Many applications break large remote sensing images into smaller chips or tiles for distributed processing or
dissemination. GDAL's Translate function provides basic capabilities, but it does not correctly update geospatial
metadata to reflect the new image extent. These utilities provide those functions so tile consumers can correctly
interpret the pixel information they have been provided. For NITF imagery that includes the addition of a new ICHIPB
TRE. With SICD the XML ImageData elements are adjusted to identify the sub-image bounds.

```python
# Load the image and create a sensor model
ds, sensor_model = load_gdal_dataset("./imagery/sample.nitf")
tile_factory = GDALTileFactory(ds,
                               sensor_model,
                               GDALImageFormats.NITF,
                               GDALCompressionOptions.NONE
                               )

# Bounds are [left_x, top_y, width, height]
nitf_encoded_tile_bytes = tile_factory.create_encoded_tile([0, 0, 1024, 1024])
```

### Tiling for Display

Some images, for example 11-bit panchromatic images or SAR imagery with floating point complex data, can not be
displayed directly without remapping the pixels into an 8-bit per pixel grayscale or RGB color model.
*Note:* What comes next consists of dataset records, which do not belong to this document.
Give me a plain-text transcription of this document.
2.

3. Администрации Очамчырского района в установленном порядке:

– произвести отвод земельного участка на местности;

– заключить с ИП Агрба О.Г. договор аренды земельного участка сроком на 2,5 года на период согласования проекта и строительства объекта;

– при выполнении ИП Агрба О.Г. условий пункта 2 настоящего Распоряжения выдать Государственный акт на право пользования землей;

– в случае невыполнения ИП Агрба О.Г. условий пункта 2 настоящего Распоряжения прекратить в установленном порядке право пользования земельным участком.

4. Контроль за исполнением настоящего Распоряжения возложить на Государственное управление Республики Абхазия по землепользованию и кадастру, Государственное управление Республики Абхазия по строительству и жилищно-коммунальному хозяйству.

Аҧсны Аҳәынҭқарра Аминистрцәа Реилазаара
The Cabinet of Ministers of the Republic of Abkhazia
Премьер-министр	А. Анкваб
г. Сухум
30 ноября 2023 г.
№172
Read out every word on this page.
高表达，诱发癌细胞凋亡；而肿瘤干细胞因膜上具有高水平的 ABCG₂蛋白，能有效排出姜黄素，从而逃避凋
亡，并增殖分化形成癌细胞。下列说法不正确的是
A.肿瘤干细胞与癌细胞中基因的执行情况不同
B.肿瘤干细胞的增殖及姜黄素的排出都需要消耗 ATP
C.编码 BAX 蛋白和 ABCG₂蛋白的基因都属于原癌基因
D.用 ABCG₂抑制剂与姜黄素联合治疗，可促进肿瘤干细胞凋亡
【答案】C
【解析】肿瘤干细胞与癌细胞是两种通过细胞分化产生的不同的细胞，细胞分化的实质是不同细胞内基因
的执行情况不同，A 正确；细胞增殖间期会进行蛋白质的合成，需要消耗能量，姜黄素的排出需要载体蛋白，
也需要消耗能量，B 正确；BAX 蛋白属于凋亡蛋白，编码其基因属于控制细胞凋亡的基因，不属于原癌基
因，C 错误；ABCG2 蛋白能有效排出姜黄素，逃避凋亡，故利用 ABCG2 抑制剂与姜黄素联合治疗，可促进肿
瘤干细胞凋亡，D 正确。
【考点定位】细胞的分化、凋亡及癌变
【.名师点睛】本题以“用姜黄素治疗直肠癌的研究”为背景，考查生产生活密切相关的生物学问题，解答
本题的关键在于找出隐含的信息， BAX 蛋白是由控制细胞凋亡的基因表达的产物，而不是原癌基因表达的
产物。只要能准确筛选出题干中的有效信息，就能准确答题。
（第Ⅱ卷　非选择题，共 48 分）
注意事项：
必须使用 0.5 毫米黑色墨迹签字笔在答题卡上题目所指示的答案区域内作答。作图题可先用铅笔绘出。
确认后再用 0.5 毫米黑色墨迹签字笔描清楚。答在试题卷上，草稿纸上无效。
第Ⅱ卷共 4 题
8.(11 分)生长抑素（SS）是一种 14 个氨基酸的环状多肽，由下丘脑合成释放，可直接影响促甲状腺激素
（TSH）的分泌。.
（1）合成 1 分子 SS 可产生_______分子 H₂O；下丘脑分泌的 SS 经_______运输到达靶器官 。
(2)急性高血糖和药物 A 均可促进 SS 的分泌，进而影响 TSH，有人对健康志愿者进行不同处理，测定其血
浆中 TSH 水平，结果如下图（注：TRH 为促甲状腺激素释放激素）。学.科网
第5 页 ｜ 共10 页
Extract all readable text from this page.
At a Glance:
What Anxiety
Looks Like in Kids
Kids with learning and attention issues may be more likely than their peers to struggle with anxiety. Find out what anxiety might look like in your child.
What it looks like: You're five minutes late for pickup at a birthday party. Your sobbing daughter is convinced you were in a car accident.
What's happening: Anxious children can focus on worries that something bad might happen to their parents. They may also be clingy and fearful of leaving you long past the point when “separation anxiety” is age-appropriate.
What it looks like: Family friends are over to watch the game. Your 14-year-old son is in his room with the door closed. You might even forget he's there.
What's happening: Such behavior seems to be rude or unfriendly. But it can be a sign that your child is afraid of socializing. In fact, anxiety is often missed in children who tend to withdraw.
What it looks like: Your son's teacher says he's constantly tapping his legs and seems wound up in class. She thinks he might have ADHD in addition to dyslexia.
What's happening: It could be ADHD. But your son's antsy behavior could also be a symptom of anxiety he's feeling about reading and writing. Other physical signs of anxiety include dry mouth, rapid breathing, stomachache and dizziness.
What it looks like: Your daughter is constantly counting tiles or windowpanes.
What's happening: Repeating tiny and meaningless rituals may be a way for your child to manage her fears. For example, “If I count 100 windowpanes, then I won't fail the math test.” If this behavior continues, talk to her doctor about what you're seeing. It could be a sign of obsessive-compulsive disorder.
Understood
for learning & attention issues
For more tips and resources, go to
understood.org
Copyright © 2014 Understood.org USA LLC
The TileFactory
supports creation of tiles suitable for human review by setting both the output_type and range_adjustment options.

```python
viz_tile_factory = GDALTileFactory(ds,
                                   sensor_model,
                                   GDALImageFormats.PNG,
                                   GDALCompressionOptions.NONE,
                                   output_type=gdalconst.GDT_Byte,
                                   range_adjustment=RangeAdjustmentType.DRA)

viz_tile = viz_tile_factory.create_encoded_tile([0, 0, 1024, 1024])
```

### More Precise Sensor Models

OversightML provides implementations of the Replacement Sensor Model (RSM), Rational Polynomial
Camera (RPC), and Sensor Independent Complex Data (SICD) sensor models to assist in geo positioning.
When loading a dataset, the toolkit will construct the most accurate sensor model
from the available image metadata. That sensor model can be used in conjunction with an optional
elevation model to convert between image and geodetic coordinates.

```python
ds, sensor_model = load_gdal_dataset("./imagery/sample.nitf")
elevation_model = DigitalElevationModel(
    SRTMTileSet(version="1arc_v3"),
    GDALDigitalElevationModelTileFactory("./local-SRTM-tiles"))

# Note the order of ImageCoordinate is (x, y)
geodetic_location_of_ul_corner = sensor_model.image_to_world(
    ImageCoordinate([0, 0]),
    elevation_model=elevation_model)

lon_degrees = -77.404453
lat_degrees = 38.954831
meters_above_ellipsoid = 100.0

image_location = sensor_model.world_to_image(
    GeodeticWorldCoordinate([radians(lon_degrees),
                             radians(lat_degrees),
                             meters_above_ellipsoid]))
```

## Contributing

This project welcomes contributions and suggestions. If you would like to submit a pull request, see our
[Contribution Guide](CONTRIBUTING.md) for more information.

## Security

See [CONTRIBUTING](CONTRIBUTING.md#security-issue-notifications) for more information.

## License

This library is licensed under the MIT-0 License. See the [LICENSE](LICENSE) file.